In teaching children, I keep in mind the child’s age and stage of development and plan lessons accordingly.  Lessons for young children include frequent getting up from the piano and playing games or drumming.   I supplement material from the lesson books and classical music with additional repertoire to suit the needs and tastes of each child.  Folk songs, popular music and Christmas carols are favorites of the children and increase their enjoyment of piano playing.  

In addition, children are encouraged to improvise, play by ear and to make up their own compositions, especially if they enjoy doing this. Depending on the schedule, it may be possible for your child to play duets or share some theory games with another student and this is always great fun!

Music is meant to be shared!

I encourage the social element of music making by holding several  “piano parties” a year. where your child will have a chance to perform in a fun and supportive and informal environment.
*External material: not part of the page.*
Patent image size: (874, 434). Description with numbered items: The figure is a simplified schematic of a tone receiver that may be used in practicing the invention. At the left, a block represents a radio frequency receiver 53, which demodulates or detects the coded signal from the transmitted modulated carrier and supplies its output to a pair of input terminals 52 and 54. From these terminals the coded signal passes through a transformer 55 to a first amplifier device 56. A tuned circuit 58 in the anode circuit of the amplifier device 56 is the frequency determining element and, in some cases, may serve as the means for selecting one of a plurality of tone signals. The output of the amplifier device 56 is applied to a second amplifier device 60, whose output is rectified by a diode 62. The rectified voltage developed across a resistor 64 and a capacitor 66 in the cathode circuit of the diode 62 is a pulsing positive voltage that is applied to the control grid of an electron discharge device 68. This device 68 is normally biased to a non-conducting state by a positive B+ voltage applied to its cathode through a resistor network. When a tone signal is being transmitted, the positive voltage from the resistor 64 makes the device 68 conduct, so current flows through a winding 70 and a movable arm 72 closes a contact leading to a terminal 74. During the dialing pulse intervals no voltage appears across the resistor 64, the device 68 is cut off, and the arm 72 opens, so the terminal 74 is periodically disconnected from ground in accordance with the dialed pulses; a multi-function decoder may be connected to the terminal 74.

Preparing pieces for the piano party motivates the students and gives them a goal to work towards.  I try to keep these as fun and low key as possible.

 We begin by sharing some musical activities (i.e. exploring percussion instruments, singing together, playing theory games) and end with listening to the children play and celebrating their accomplishments.  We enjoy potluck refreshments.

Students may have other performance opportunities as well--such as the annual Chapel Hill Music Teacher's Association Playathon or Spring Festival.